Обдумывая его слова, я пришёл к выводу, что будет не так-то просто состряпать себе совершенно новое прошлое и не проговориться на гипотетическом допросе.
– «Там» – это где?
– В Алжире.
Я посмотрел на Мориса. Мне было более-менее ясно, что он должен был подумать обо всём, но надо было убедиться в этом, а значит, задать вопросы, которые нам самим могут задать.
– Профессия ваших родителей?
– Папа парикмахер, мама не работает.
– Адрес?
– Дом 10 по улице Жан-Жорес.
Он не запнулся ни на секунду, но это требует уточнений.
– Почему на улице Жан-Жорес?
– Потому что везде есть улица Жан-Жорес[43]
, а дом 10 потому, что это просто запомнить.– А если они скажут описать магазин и дом, назвать этаж и всё такое, как сделать так, чтобы мы говорили одно и то же?

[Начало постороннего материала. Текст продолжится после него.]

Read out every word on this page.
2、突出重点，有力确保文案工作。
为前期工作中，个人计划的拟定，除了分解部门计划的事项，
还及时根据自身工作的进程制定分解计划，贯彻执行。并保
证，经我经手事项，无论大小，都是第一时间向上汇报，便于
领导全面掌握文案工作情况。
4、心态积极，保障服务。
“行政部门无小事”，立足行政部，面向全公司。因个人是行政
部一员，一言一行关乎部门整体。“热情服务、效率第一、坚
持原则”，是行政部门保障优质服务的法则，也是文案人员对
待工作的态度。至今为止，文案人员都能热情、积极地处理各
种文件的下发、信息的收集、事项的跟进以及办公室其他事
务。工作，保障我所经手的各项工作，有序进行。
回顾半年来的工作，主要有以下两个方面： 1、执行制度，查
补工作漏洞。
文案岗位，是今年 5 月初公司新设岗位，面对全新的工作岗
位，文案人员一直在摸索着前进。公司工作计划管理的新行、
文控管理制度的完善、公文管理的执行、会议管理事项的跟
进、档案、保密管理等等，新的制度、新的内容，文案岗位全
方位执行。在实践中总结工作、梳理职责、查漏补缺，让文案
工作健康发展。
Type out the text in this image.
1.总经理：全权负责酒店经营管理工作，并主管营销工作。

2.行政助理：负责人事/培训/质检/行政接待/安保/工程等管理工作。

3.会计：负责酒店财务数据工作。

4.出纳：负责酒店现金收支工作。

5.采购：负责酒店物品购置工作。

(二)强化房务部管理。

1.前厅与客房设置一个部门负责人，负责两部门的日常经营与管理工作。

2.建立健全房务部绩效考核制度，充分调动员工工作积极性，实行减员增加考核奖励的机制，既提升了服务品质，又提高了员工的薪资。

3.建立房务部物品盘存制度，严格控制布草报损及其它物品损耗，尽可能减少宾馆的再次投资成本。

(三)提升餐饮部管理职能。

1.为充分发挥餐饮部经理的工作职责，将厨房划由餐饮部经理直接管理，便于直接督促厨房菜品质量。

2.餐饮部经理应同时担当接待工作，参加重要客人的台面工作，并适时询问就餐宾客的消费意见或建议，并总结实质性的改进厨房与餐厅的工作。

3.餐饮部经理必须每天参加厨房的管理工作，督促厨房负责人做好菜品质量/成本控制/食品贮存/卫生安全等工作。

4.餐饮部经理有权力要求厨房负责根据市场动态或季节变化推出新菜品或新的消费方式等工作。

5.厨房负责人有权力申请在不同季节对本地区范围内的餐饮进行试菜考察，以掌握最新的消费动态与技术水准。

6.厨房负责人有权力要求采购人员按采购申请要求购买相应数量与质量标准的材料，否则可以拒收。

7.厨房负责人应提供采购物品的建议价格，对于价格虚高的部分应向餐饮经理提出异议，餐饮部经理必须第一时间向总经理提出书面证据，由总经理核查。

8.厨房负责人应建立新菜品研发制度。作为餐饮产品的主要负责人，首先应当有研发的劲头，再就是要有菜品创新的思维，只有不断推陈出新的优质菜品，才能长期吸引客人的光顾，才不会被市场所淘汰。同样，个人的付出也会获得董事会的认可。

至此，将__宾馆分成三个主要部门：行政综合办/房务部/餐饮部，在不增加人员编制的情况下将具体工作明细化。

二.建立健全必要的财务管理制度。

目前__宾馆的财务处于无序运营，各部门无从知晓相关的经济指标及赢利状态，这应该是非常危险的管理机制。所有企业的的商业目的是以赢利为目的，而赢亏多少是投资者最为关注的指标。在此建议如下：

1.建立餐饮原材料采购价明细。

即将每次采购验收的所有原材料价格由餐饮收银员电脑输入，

– Опиши наш дом на улице Клинянкур, так точно не ошибёмся.
Я киваю. Похоже, он отлично всё продумал. Вдруг он резко встаёт, хватает меня за плечо и начинает трясти, вопя:
– А ф какой школа фи ходиль, мальщик?
– Тоже на улице Жан-Жорес, но чуть пониже. Номер дома я не помню.

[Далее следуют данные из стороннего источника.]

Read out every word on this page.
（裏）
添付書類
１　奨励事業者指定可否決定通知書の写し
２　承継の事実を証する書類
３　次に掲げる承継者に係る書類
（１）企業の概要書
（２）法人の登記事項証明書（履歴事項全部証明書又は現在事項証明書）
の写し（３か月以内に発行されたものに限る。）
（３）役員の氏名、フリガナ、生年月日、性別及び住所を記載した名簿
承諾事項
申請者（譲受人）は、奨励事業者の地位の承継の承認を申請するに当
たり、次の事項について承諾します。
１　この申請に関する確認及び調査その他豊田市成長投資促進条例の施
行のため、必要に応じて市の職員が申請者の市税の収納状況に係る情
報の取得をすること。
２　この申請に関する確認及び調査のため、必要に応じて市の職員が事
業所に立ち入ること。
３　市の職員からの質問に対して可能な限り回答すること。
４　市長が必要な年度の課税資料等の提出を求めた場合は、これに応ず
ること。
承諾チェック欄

Он награждает меня одобрительным апперкотом.
– Отлично, – говорит он, – просто отлично, ты бываешь туповат, но реакция у тебя хорошая. Держи блок.
Получаю прямой в солнечное сплетение, отступаю и финчу, чтобы выйти из-под удара. Он кружит вокруг меня, пританцовывая. Массо просовывает голову в дверь и смотрит на нас.
– Ставлю на того, кто помощнее.
В тот же вечер, когда мы уже легли, я приподнялся на локте и наклонился над узеньким проходом, который разделял наши кровати.
– Ничего не выйдет.
Он тоже привстал. Я видел, как белеет его майка на фоне тёмного одеяла.
– Почему?
– Потому что у Сюбинаги наши документы, он знает, откуда мы, и если фрицы его спросят, он должен будет им сказать.
– Не дрейфь, – говорит Морис, – я поговорю с ним, он нас прикроет.
Повисло молчание, кое-кто уже спал, другие читали, лежа с карманными фонариками под одеялом. Прежде чем окончательно улечься, он добавил:
– Знаешь, не думаю, что мы тут одни такие.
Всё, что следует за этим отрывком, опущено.